La direction de Renault envisage de plus en plus le scénario d’une manipulation interne, plus de trois mois après le déclenchement de l’affaire présumée d’espionnage industriel.
Plus de trois mois après le début de l’affaire, l’enquête patine sur les soupçons d’espionnage industriel chez Renault. Aucune trace d’espionnage imputable aux trois cadres pourtant licenciés pour ces faits n’a été mise au jour.
Alors que l’enquête se poursuit, chaque nouvel épisode de ce feuilleton médiatico-judiciaire apporte des arguments à la thèse d’une manipulation. Et ce qui était au départ une affaire sérieuse d’espionnage industriel ne pourrait être qu’un simple bidouillage. Retour sur un dossier de plus en plus gênant pour la direction de Renault.
Acte I. Renault accuse et licencie trois de ses cadres dirigeants
L’affaire est déclenchée en janvier avec la mise à pied de trois cadres du technocentre de Guyancourt (Yvelines), révélée dans la presse. La direction de Renault soupçonne les trois salariés d’avoir divulgué des informations secrètes à l’extérieure de l’entreprise. Les fuites concerneraient le programme de véhicules électriques, dont la sortie est prévue en 2012. Renault se refuse à donner plus de précisions. Cette mise à pied découle d’une enquête interne menée depuis août 2010 sur ces trois salariés.
Qui sont ces cadres à qui des « faits graves » sont reprochés ? Là aussi, la direction de l’entreprise n’est pas très loquace, leur identité est révélée plus tard dans la presse : il s’agit de Michel Balthazard, membre du comité exécutif, de son adjoint Bertrand Rochette, et de Matthieu Tenenbaum, directeur adjoint du programme de voitures électriques.
Alors que le verrouillage de la communication chez Renault alimente les spéculations sur ces prétendues fuites, Eric Besson, le ministre de l’industrie, n’hésite pas à employer l’expression de « guerre économique » au sujet de cette affaire. Selon Le Figaro, la Direction centrale du renseignement intérieur (DCRI), saisie par l’Elysée, s’intéresse de près à la piste chinoise.

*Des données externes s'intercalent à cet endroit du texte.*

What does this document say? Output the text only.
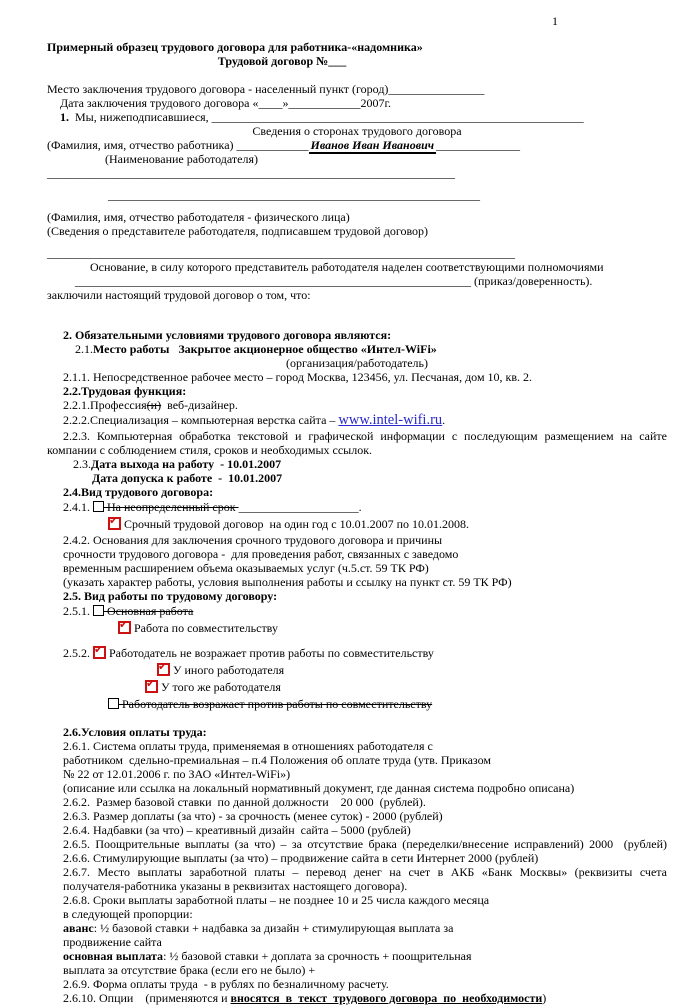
1
Примерный образец трудового договора для работника-«надомника»
Трудовой договор №___
Место заключения трудового договора - населенный пункт (город)________________
Дата заключения трудового договора «____»____________2007г.
1.  Мы, нижеподписавшиеся, ______________________________________________________________
Сведения о сторонах трудового договора
(Фамилия, имя, отчество работника) ____________ Иванов Иван Иванович ______________
(Наименование работодателя) ____________________________________________________________________
______________________________________________________________
(Фамилия, имя, отчество работодателя - физического лица)
(Сведения о представителе работодателя, подписавшем трудовой договор)
______________________________________________________________________________
Основание, в силу которого представитель работодателя наделен соответствующими полномочиями
__________________________________________________________________ (приказ/доверенность).
заключили настоящий трудовой договор о том, что:
2. Обязательными условиями трудового договора являются:
2.1.Место работы   Закрытое акционерное общество «Интел-WiFi»
(организация/работодатель)
2.1.1. Непосредственное рабочее место – город Москва, 123456, ул. Песчаная, дом 10, кв. 2.
2.2.Трудовая функция:
2.2.1.Профессия(и)  веб-дизайнер.
2.2.2.Специализация – компьютерная верстка сайта – www.intel-wifi.ru.
2.2.3. Компьютерная обработка текстовой и графической информации с последующим размещением на сайте
компании с соблюдением стиля, сроков и необходимых ссылок.
2.3.Дата выхода на работу  - 10.01.2007
Дата допуска к работе  -  10.01.2007
2.4.Вид трудового договора:
2.4.1.  На неопределенный срок ____________________.
✔ Срочный трудовой договор  на один год с 10.01.2007 по 10.01.2008.
2.4.2. Основания для заключения срочного трудового договора и причины
срочности трудового договора -  для проведения работ, связанных с заведомо
временным расширением объема оказываемых услуг (ч.5.ст. 59 ТК РФ)
(указать характер работы, условия выполнения работы и ссылку на пункт ст. 59 ТК РФ)
2.5. Вид работы по трудовому договору:
2.5.1.  Основная работа
✔ Работа по совместительству
2.5.2. ✔ Работодатель не возражает против работы по совместительству
✔ У иного работодателя
✔ У того же работодателя
Работодатель возражает против работы по совместительству
2.6.Условия оплаты труда:
2.6.1. Система оплаты труда, применяемая в отношениях работодателя с
работником  сдельно-премиальная – п.4 Положения об оплате труда (утв. Приказом
№ 22 от 12.01.2006 г. по ЗАО «Интел-WiFi»)
(описание или ссылка на локальный нормативный документ, где данная система подробно описана)
2.6.2.  Размер базовой ставки  по данной должности    20 000  (рублей).
2.6.3. Размер доплаты (за что) - за срочность (менее суток) - 2000 (рублей)
2.6.4. Надбавки (за что) – креативный дизайн  сайта – 5000 (рублей)
2.6.5. Поощрительные выплаты (за что) – за отсутствие брака (переделки/внесение исправлений) 2000  (рублей)
2.6.6. Стимулирующие выплаты (за что) – продвижение сайта в сети Интернет 2000 (рублей)
2.6.7. Место выплаты заработной платы – перевод денег на счет в АКБ «Банк Москвы» (реквизиты счета
получателя-работника указаны в реквизитах настоящего договора).
2.6.8. Сроки выплаты заработной платы – не позднее 10 и 25 числа каждого месяца
в следующей пропорции:
аванс: ½ базовой ставки + надбавка за дизайн + стимулирующая выплата за
продвижение сайта
основная выплата: ½ базовой ставки + доплата за срочность + поощрительная
выплата за отсутствие брака (если его не было) +
2.6.9. Форма оплаты труда  - в рублях по безналичному расчету.
2.6.10. Опции    (применяются и вносятся  в  текст  трудового договора  по  необходимости)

Une révélation en appelant une autre, Le Point dévoile de son côté que les cadres soupçonnés d’espionnage auraient été rémunérés sur des comptes à l’étranger en échange de brevets « en attente d’être déposés ». Ces accusations visant la Chine provoquent bientôt la colère du principal concerné, qui les juge « totalement sans fondement, irresponsables et inacceptables », à travers le porte-parole du ministère des affaires étrangères chinois, Hong Lei.

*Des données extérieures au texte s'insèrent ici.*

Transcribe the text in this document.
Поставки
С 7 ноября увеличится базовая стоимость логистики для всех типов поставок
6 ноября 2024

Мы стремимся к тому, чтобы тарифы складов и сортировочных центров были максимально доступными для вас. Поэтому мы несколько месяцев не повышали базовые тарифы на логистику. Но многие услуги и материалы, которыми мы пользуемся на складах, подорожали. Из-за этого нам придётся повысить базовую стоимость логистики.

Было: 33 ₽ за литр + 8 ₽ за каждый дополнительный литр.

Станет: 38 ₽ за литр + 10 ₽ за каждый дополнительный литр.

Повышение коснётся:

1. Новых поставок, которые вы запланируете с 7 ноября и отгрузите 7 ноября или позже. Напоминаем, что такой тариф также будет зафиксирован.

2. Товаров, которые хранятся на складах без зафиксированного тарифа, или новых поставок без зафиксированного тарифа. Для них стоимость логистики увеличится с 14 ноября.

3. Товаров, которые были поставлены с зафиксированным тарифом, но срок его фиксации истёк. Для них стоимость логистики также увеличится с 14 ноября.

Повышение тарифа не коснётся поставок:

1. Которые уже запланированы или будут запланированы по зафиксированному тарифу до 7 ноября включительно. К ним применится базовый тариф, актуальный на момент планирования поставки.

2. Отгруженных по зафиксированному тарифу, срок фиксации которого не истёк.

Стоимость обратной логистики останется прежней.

L’affaire prend de l’ampleur avec la première prise de parole d’un dirigeant de Renault. Patrick Pélata, directeur général délégué, affirme au Monde qu’aucune « pépite technologique, stratégique sur le plan de l’innovation n’a pu filtrer en dehors de l’entreprise ». Et soutient la thèse d’une « filière organisée internationale ». Signe que l’affaire est prise au sérieux au plus haut niveau, Renault porte plainte le 13 janvier contre X, et non contre les trois cadres incriminés, pour « des faits constitutifs d’espionnage industriel, de corruption, d’abus de confiance, de vol et recel, commis en bande organisée ».
En retour, Matthieu Tenenbaum et Michel Balthazard portent plainte contre X pour « dénonciation calomnieuse ». Bertrand Rochette dépose lui plainte pour « diffamation non publique ». Ce dernier, qui se sent « trahi » par Renault après vingt-deux années de travail, demande à être réintégré dans l’entreprise.

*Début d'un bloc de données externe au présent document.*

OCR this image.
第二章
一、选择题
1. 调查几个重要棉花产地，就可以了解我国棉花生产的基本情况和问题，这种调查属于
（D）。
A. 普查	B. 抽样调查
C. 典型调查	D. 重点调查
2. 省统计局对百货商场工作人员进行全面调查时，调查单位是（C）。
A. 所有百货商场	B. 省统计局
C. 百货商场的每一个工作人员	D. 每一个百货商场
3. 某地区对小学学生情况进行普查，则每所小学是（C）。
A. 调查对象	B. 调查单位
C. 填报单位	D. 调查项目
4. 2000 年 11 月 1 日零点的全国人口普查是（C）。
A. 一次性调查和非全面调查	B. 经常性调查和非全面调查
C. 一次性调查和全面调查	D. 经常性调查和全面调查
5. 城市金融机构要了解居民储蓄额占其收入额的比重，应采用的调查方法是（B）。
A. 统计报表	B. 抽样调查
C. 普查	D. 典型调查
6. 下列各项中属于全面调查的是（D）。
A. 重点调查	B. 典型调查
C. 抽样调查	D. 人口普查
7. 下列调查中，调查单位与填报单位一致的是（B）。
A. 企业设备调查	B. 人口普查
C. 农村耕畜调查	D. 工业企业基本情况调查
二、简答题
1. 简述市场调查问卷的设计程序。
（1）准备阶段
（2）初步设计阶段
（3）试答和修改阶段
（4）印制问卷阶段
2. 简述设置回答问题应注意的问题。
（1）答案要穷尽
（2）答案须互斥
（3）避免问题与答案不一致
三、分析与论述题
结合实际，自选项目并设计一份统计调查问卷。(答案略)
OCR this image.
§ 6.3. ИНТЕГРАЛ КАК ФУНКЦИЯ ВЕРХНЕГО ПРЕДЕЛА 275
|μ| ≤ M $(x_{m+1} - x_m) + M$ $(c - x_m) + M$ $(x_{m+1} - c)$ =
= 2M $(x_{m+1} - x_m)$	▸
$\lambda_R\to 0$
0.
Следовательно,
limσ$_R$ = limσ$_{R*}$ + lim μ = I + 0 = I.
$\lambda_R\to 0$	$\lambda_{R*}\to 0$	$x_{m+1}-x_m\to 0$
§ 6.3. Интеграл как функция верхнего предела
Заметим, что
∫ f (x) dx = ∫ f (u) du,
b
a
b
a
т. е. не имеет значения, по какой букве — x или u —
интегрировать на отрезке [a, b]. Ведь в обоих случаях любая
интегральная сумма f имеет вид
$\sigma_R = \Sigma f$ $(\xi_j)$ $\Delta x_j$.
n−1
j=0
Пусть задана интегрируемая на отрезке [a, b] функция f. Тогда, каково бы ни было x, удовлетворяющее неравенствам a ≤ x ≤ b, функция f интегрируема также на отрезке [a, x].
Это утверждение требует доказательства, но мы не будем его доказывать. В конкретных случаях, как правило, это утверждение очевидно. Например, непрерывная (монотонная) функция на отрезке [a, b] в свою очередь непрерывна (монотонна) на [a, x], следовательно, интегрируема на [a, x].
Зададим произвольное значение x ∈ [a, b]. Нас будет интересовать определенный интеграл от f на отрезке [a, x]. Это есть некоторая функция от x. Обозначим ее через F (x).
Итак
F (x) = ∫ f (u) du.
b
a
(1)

Acte II. La fin des certitudes, l’hypothèse de la « manipulation »
Après Patrick Pélata, c’est au tour de Carlos Ghosn de sortir de son silence en s’exprimant au journal télévisé de TF1 et au Journal du dimanche. A ceux qui l’accusent de mauvaise gestion de l’affaire et notamment d’avoir tardé à alerter les services de renseignement, le patron de Renault rétorque : « Il fallait faire nous-mêmes des premières recherches pour nous forger une opinion sur la gravité de l’affaire. » Assurant avoir des « certitudes » et disposer de preuves « multiples » qui justifient la plainte contre X.
Alors que les doutes commencent à s’installer sur le fond de l’affaire, une perquisition a lieu au siège de Renault à Guyancourt, révèle Le Parisien. L’avocat de Renault, Me Reinhart, dénonce cette divulgation dans la presse.
L’absence de preuve devient de plus en plus problématique au fil des révélations : Renault aurait eu recours à un salarié de la société privée de renseignement Geos pour mener son enquête interne, selon Le Canard enchaîné. L’absence de comptes en Suisse de Mathieu Tenenbaum, l’un des cadres licenciés, achève de semer le doute quant au sérieux de l’enquête interne menée par Renault. La direction refuse de réagir.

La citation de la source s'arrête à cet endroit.